「AIって、なんか怖くないですか」
しごと場でそう言ってくれた人がいました。
具体的に何が怖いかは、うまく説明できないけど、なんとなく不安で・・・
そういう感覚、持っている人は少なくないと思います。
便利なものに対して「なんか怖い」と感じることは、おかしくないです。
むしろ、その感覚を持ち続けていることが、実は大事なことです。
今日はそういう話をしたいと思います。
🟢 まず感じてみる
「AIが怖い」「なんか気持ち悪い」「不安がある」と感じる場面を、少し言語化してみてください。
何が怖いのかは、人によって違います。
- 自分のデータや会話が、どこかに使われている気がする
- AIに頼りすぎて、自分で考える力が落ちている気がする
- AIが作った文章や画像が広まって、何が本物かわからなくなる気がする
- 技術が進みすぎて、人間の仕事がなくなる気がする
どれも、根拠のない不安ではありません。「なんとなく怖い」を「何が怖いのか」に変換するだけで、少し楽になります。
🟡 ちょっと整理する
違和感の正体が分かると、具体的に動けます。
プライバシーが心配な場合:
AIに個人情報・住所・マイナンバーなどを入力しない、というルールを決める。ChatGPTには「会話を学習に使わない」設定もあります。
依存が怖い場合:
意識的に「AIを使わない時間」を作ってみる。
「この作業は自分で考えてみる」という日を週に一度設ける。
情報の真偽が心配な場合:
AIの情報を「入口」として使い、重要なことは別ルートで確認する習慣を持つ
怖さを「なかったこと」にする必要はありません。怖さの正体を特定して、自分なりの対処を持つこと。
それだけで、付き合い方がずっと楽になります。
🔴 自分の基準を明確にする
最後に、自分の「テクノロジーとの付き合い方」を、自分なりに決めてみましょう。
たとえば:
- 「便利に使うけど、判断は自分でする」
- 「個人情報は入れない。それ以外は積極的に使う」
- 「怪しいと思ったら確認する。それがクセになれば怖くない」
- 「全部は追わない。自分の仕事に関係することだけ知っておく」
「今の自分はこうしている」という言葉を一つ持っておくことが、技術の波に振り回されないための軸になります。
「怖い」と感じている人は、ちゃんと考えている人
何も感じないまま使い続けるより、「なんか怖い」と立ち止まっている人の方が、長い目で見ると健全だと思っています。

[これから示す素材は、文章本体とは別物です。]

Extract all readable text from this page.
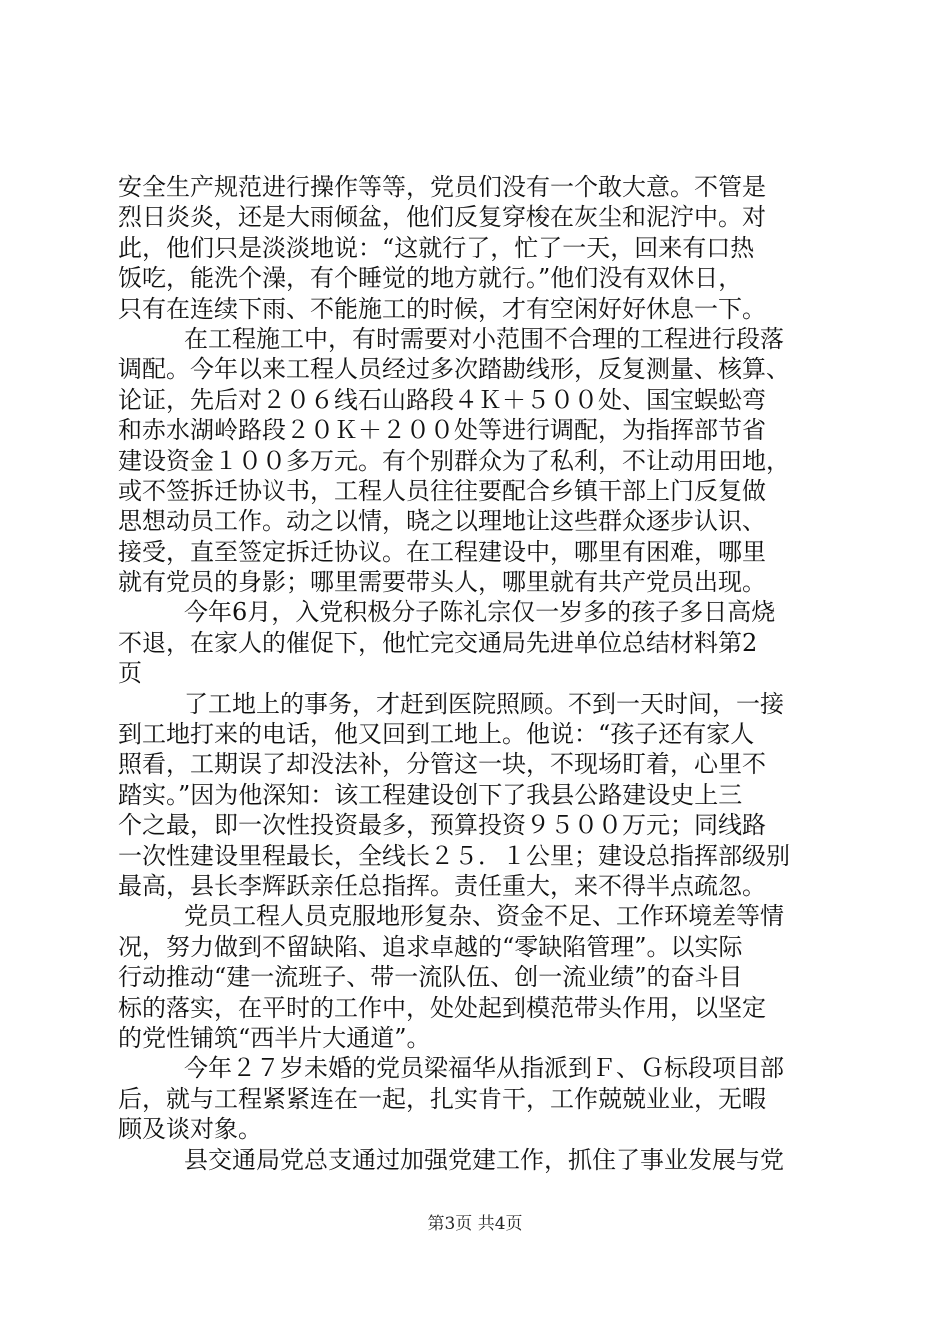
安全生产规范进行操作等等，党员们没有一个敢大意。不管是
烈日炎炎，还是大雨倾盆，他们反复穿梭在灰尘和泥泞中。对
此，他们只是淡淡地说：“这就行了，忙了一天，回来有口热
饭吃，能洗个澡，有个睡觉的地方就行。”他们没有双休日，
只有在连续下雨、不能施工的时候，才有空闲好好休息一下。
在工程施工中，有时需要对小范围不合理的工程进行段落
调配。今年以来工程人员经过多次踏勘线形，反复测量、核算、
论证，先后对２０６线石山路段４Ｋ＋５００处、国宝蜈蚣弯
和赤水湖岭路段２０Ｋ＋２００处等进行调配，为指挥部节省
建设资金１００多万元。有个别群众为了私利，不让动用田地，
或不签拆迁协议书，工程人员往往要配合乡镇干部上门反复做
思想动员工作。动之以情，晓之以理地让这些群众逐步认识、
接受，直至签定拆迁协议。在工程建设中，哪里有困难，哪里
就有党员的身影；哪里需要带头人，哪里就有共产党员出现。
今年6月，入党积极分子陈礼宗仅一岁多的孩子多日高烧
不退，在家人的催促下，他忙完交通局先进单位总结材料第2
页
了工地上的事务，才赶到医院照顾。不到一天时间，一接
到工地打来的电话，他又回到工地上。他说：“孩子还有家人
照看，工期误了却没法补，分管这一块，不现场盯着，心里不
踏实。”因为他深知：该工程建设创下了我县公路建设史上三
个之最，即一次性投资最多，预算投资９５００万元；同线路
一次性建设里程最长，全线长２５．１公里；建设总指挥部级别
最高，县长李辉跃亲任总指挥。责任重大，来不得半点疏忽。
党员工程人员克服地形复杂、资金不足、工作环境差等情
况，努力做到不留缺陷、追求卓越的“零缺陷管理”。以实际
行动推动“建一流班子、带一流队伍、创一流业绩”的奋斗目
标的落实，在平时的工作中，处处起到模范带头作用，以坚定
的党性铺筑“西半片大通道”。
今年２７岁未婚的党员梁福华从指派到Ｆ、Ｇ标段项目部
后，就与工程紧紧连在一起，扎实肯干，工作兢兢业业，无暇
顾及谈对象。
县交通局党总支通过加强党建工作，抓住了事业发展与党
第3页 共4页
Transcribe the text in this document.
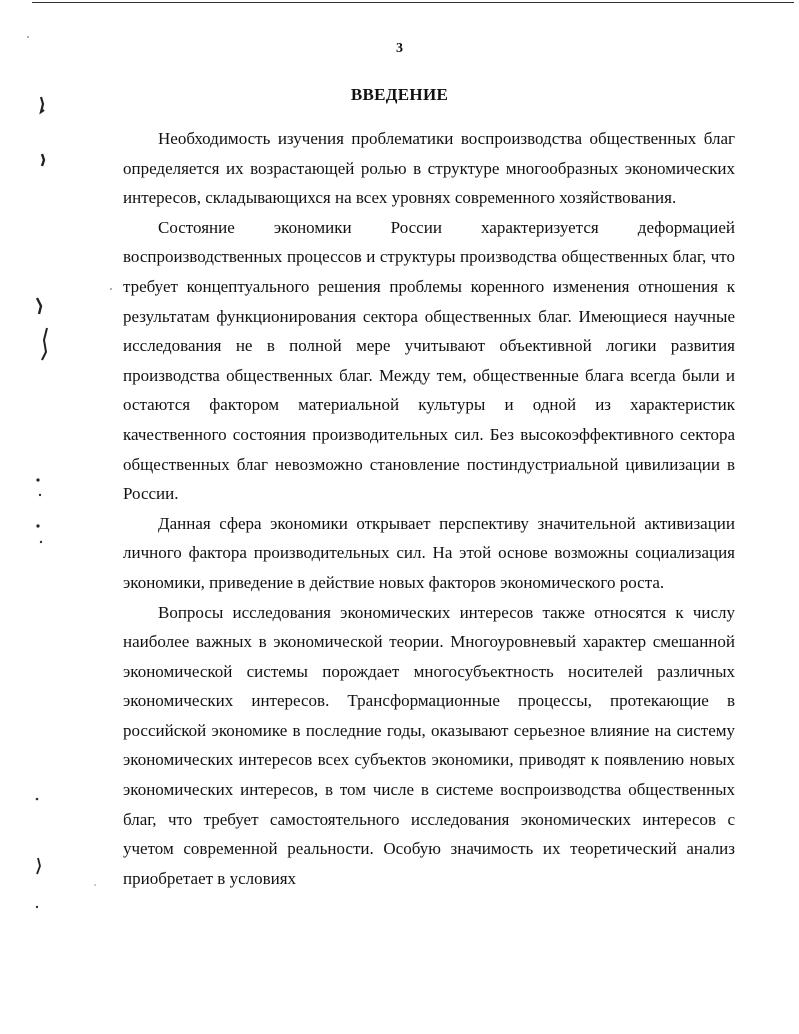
3
ВВЕДЕНИЕ

Необходимость изучения проблематики воспроизводства общественных благ определяется их возрастающей ролью в структуре многообразных экономических интересов, складывающихся на всех уровнях современного хозяйствования.

Состояние экономики России характеризуется деформацией воспроизводственных процессов и структуры производства общественных благ, что требует концептуального решения проблемы коренного изменения отношения к результатам функционирования сектора общественных благ. Имеющиеся научные исследования не в полной мере учитывают объективной логики развития производства общественных благ. Между тем, общественные блага всегда были и остаются фактором материальной культуры и одной из характеристик качественного состояния производительных сил. Без высокоэффективного сектора общественных благ невозможно становление постиндустриальной цивилизации в России.

Данная сфера экономики открывает перспективу значительной активизации личного фактора производительных сил. На этой основе возможны социализация экономики, приведение в действие новых факторов экономического роста.

Вопросы исследования экономических интересов также относятся к числу наиболее важных в экономической теории. Многоуровневый характер смешанной экономической системы порождает многосубъектность носителей различных экономических интересов. Трансформационные процессы, протекающие в российской экономике в последние годы, оказывают серьезное влияние на систему экономических интересов всех субъектов экономики, приводят к появлению новых экономических интересов, в том числе в системе воспроизводства общественных благ, что требует самостоятельного исследования экономических интересов с учетом современной реальности. Особую значимость их теоретический анализ приобретает в условиях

このシリーズを通じて伝えたかったのは、「AIをうまく使いこなす方法」ではなく、
「自分なりの付き合い方を持つこと」です。正解は一つじゃないし、今日決めたことが来年も正しいとは限らないのです。
それでも考え続けることが、一番大事なことだと思っています。
しごと場は、そういうことを気軽に話せる場所でありたいと思っています。
「最近こんなこと感じた」という話、いつでも持ち込んでください。